Especially under stressful situations it's nice to have a handy cheat sheet to use as reference. One particular area I find a cheat sheet useful is when it comes to managing neonates who are in respiratory distress.
Considering we rarely get such patients, it's nice to have a reference to help one decide the following:
- What size ETT is best
- The best place to secure the ETT
- The best pressure support
- The ideal tidal volumes
So your humble RT created such a cheat sheet, and it has become readily available and used by the rest of the RT staff where I work. I even have it on this blog here.
Yet recently I redid my cheat sheet so that it will be available in pocket size form. My coworker and I were sitting around deciding what colors to use, when my boss came around. He said, "Now, if you're going to use these they need to be approved by the forms committee."
I said, "We dont' plan on leaving it lying around, we're just going to have it in our pockets so we can be better therapists when we have a sick baby."

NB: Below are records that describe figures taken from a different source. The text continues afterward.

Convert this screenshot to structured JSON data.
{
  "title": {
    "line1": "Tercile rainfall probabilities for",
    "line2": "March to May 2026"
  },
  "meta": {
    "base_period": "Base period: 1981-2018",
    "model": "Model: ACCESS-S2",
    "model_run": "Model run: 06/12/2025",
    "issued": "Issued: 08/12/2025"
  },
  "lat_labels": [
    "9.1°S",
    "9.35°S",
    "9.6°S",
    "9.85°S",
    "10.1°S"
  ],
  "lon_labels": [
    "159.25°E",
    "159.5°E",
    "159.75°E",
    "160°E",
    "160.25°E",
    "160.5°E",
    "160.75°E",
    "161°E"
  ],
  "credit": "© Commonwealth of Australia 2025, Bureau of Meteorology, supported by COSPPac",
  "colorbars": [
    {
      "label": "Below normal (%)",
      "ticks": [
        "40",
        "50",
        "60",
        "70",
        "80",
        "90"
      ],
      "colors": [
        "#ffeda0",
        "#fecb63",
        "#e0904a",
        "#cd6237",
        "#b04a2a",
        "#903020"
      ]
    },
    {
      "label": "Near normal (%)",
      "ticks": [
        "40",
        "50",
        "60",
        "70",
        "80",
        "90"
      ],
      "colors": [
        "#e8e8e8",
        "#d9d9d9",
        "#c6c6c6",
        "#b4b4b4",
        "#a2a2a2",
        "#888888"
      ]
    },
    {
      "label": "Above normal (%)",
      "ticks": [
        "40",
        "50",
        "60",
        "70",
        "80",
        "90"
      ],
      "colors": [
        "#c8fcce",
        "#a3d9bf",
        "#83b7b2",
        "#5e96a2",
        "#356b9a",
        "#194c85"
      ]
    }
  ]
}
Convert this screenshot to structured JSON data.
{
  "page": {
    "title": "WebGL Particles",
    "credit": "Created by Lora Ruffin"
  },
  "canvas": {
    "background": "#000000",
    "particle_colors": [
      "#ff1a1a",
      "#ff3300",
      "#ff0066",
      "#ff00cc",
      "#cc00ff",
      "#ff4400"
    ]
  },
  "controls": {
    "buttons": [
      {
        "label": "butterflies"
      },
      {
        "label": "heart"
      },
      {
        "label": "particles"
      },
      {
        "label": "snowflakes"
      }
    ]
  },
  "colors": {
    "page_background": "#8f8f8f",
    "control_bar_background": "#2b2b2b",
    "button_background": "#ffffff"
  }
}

"It doesn't matter," he said, "If a baby dies and ISO finds that you used one of your cheat sheets, they could say that your cheat sheet wasn't approved and impacted the quality of the patient's care."
I rebutted this by saying, "Yes, but the situation you describe would never happen. If anything, the opposite. Not having the cheat sheet will decrease the quality of patient care and increase the risk of causing damage to the baby. It's only common sense that you let us use these. It's only common sense that ISO would want us to use these."
I have have carried a sample pocket sized cheat sheet in my pocket the past eight years, and so have many of my coworkers. The boss said we can't. He said ISO officials can make us flip our pockets out. I said, "If they do that I will refuse." My coworkers agreed with me.
Yet we lost the battle. The cheat sheet probably won't pass forms committee because the information on my cheat sheet come from an variety of sources, I just put them together in a neat little package. To find my sources and determine where they came from would be too much work and I'm not going to do it.
Despite this unfortunate situation, my coworker and I are proceeding with our efforts. We will print out the new cheat sheets, laminate them and give them to all our coworkers as a nice little Christmas gift."
The irony of this entire situation is I gave this same boss a copy of my cheat sheet five different times over the past eight years to get it approved by forms committee so we could put a copy of it wherever we needed it: in OB and ER. Yet he ignored our requests every time.
This is just more proof of the idiocy of ISO and what's wrong with the medical industry.